Thunderer's activities were few and far between due to the limitations his position with the FCC provided in giving him leads to criminal or spy activities. The Thunderer briefly changed his name (but not his costume) to the Black Avenger. In the fall of 1942, the FBI caught a Nazi spy who resembled Jerry and convinced him to go undercover to expose a spy ring sending defense secrets back to Nazi Germany. As the Black Avenger, Jerry managed to round up the Nazis including their leader Kurt Weidner and turn him over to justice.

In 1943, the Black Avenger is among a number of heroes who are killed by the Red Skull wielding the Cosmic Cube. The Cosmic Cube is recovered by Private Paul Anslen, who uses it to resurrect all the dead heroes. When Red Skull is defeated, the heroes use the Cosmic Cube to wipe the Black Avenger's memories of the event and preserve history.

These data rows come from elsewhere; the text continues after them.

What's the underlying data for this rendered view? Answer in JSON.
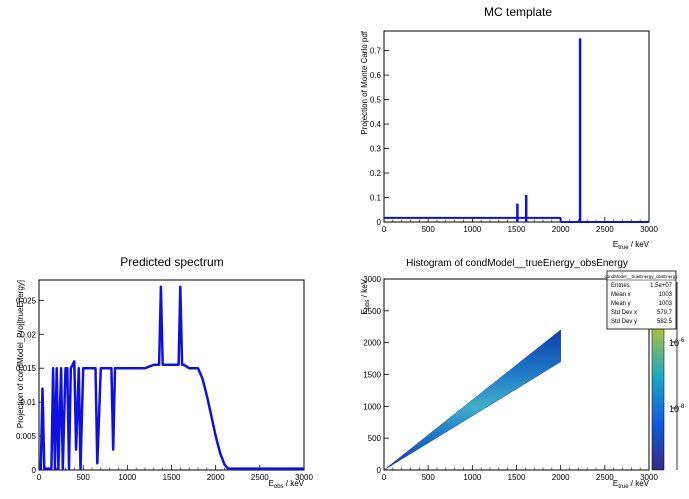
{
  "chart_data": [
    {
      "type": "bar",
      "title": "MC template",
      "xlabel_main": "E",
      "xlabel_sub": "true",
      "xlabel_unit": " / keV",
      "ylabel": "Projection of Monte Carlo pdf",
      "xlim": [
        0,
        3000
      ],
      "ylim": [
        0,
        0.78
      ],
      "xticks": [
        "0",
        "500",
        "1000",
        "1500",
        "2000",
        "2500",
        "3000"
      ],
      "yticks": [
        "0",
        "0.1",
        "0.2",
        "0.3",
        "0.4",
        "0.5",
        "0.6",
        "0.7"
      ],
      "color": "#1010e0",
      "baseline": {
        "x": [
          0,
          2000
        ],
        "value": 0.017
      },
      "spikes": [
        {
          "x": 1510,
          "value": 0.075
        },
        {
          "x": 1610,
          "value": 0.11
        },
        {
          "x": 2220,
          "value": 0.75
        }
      ]
    },
    {
      "type": "line",
      "title": "Predicted spectrum",
      "xlabel_main": "E",
      "xlabel_sub": "obs",
      "xlabel_unit": " / keV",
      "ylabel": "Projection of condModel_Proj[trueEnergy]",
      "xlim": [
        0,
        3000
      ],
      "ylim": [
        0,
        0.028
      ],
      "xticks": [
        "0",
        "500",
        "1000",
        "1500",
        "2000",
        "2500",
        "3000"
      ],
      "yticks": [
        "0",
        "0.005",
        "0.01",
        "0.015",
        "0.02",
        "0.025"
      ],
      "color": "#1010e0",
      "x": [
        0,
        20,
        40,
        60,
        80,
        100,
        140,
        160,
        180,
        200,
        220,
        250,
        270,
        300,
        320,
        340,
        360,
        400,
        420,
        450,
        470,
        500,
        520,
        600,
        640,
        660,
        700,
        820,
        840,
        860,
        900,
        1000,
        1100,
        1200,
        1300,
        1360,
        1380,
        1400,
        1500,
        1580,
        1600,
        1620,
        1640,
        1700,
        1800,
        1850,
        1900,
        1950,
        2000,
        2050,
        2100,
        2140,
        2200,
        2500,
        3000
      ],
      "y": [
        0.0002,
        0.0002,
        0.012,
        0.0002,
        0.0002,
        0.0002,
        0.0002,
        0.015,
        0.0002,
        0.015,
        0.0002,
        0.015,
        0.0002,
        0.015,
        0.015,
        0.0002,
        0.015,
        0.016,
        0.003,
        0.015,
        0.0002,
        0.015,
        0.015,
        0.015,
        0.015,
        0.001,
        0.015,
        0.015,
        0.003,
        0.015,
        0.015,
        0.015,
        0.015,
        0.015,
        0.0155,
        0.0155,
        0.027,
        0.0155,
        0.0155,
        0.0155,
        0.027,
        0.0155,
        0.0155,
        0.015,
        0.015,
        0.0135,
        0.011,
        0.008,
        0.005,
        0.0025,
        0.0008,
        0.0002,
        0.0002,
        0.0002,
        0.0002
      ]
    },
    {
      "type": "heatmap",
      "title": "Histogram of condModel__trueEnergy_obsEnergy",
      "xlabel_main": "E",
      "xlabel_sub": "true",
      "xlabel_unit": " / keV",
      "ylabel_main": "E",
      "ylabel_sub": "obs",
      "ylabel_unit": " / keV",
      "xlim": [
        0,
        3000
      ],
      "ylim": [
        0,
        3000
      ],
      "xticks": [
        "0",
        "500",
        "1000",
        "1500",
        "2000",
        "2500",
        "3000"
      ],
      "yticks": [
        "0",
        "500",
        "1000",
        "1500",
        "2000",
        "2500",
        "3000"
      ],
      "band": {
        "x_start": 0,
        "x_end": 2000,
        "y_start_low": 0,
        "y_end_low": 1700,
        "y_end_high": 2200
      },
      "colorbar_labels": [
        "10",
        "-6",
        "10",
        "-8"
      ],
      "stats_box": {
        "title": "condModel__trueEnergy_obsEnergy",
        "rows": [
          {
            "label": "Entries",
            "value": "1.5e+07"
          },
          {
            "label": "Mean x",
            "value": "1003"
          },
          {
            "label": "Mean y",
            "value": "1003"
          },
          {
            "label": "Std Dev x",
            "value": "579.7"
          },
          {
            "label": "Std Dev y",
            "value": "582.5"
          }
        ]
      }
    }
  ]
}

During the "Last Days" part of the Secret Wars storyline, Thunderer is seen as a resident of Valhalla Villas, a retirement home for ex-heroes and ex-villains in Miami. He is temporarily de-aged during the Incursion between Earth-616 and Earth-1610.

In Marvel Comics #1000, it was revealed that Jerry was a subject in a side project of Project Rebirth, the government project that created Captain America, called Project Thunderer. Thunderer's mask is a magical item called the Eternity Mask, which was created by a group of renegade occultists from Eternity's own substance during the days of King Arthur. When his friend William Naslund, the Spirit of '76 (as Captain America) was killed by the android Adam II, Thunderer blamed the Scientists' Guild, also known as the Three Xs and later the Enclave, for their role in Naslund's death as they were responsible for bankrolling Phineas Horton to create another android like the Human Torch, as well as supplying Adam-II's programming with the Three Xs's ideas for the next stage of mankind, leading to the android's madness. Changing his identity to Dark Avenger, Carstairs swears to take down the Three Xs. However, Carstairs was killed and the Eternity Mask taken by the Enclave. His corpse would be found by Marvel Boy, with a recording to stop the Scientists Guild.

==Powers and abilities==
Thunderer is an expert hand-to-hand combatant and possesses a powerful sonic scream derived from his costume.

==In other media==
- The Thunderer appears in the Spider-Man: The Animated Series five-part episode "Six Forgotten Warriors", voiced by Hansford Rowe in the present and Brett King in a flashback. This version, along with the Black Marvel, the Destroyer, Miss America, and the Whizzer, obtained his powers from a flawed attempt at recreating the process that empowered Captain America during World War II, which he regulates with a special ring. After Captain America seemingly sacrificed himself to stop the Red Skull from activating a Doomsday machine, Thunderer and the other heroes took possession of the machine's activation keys and retired.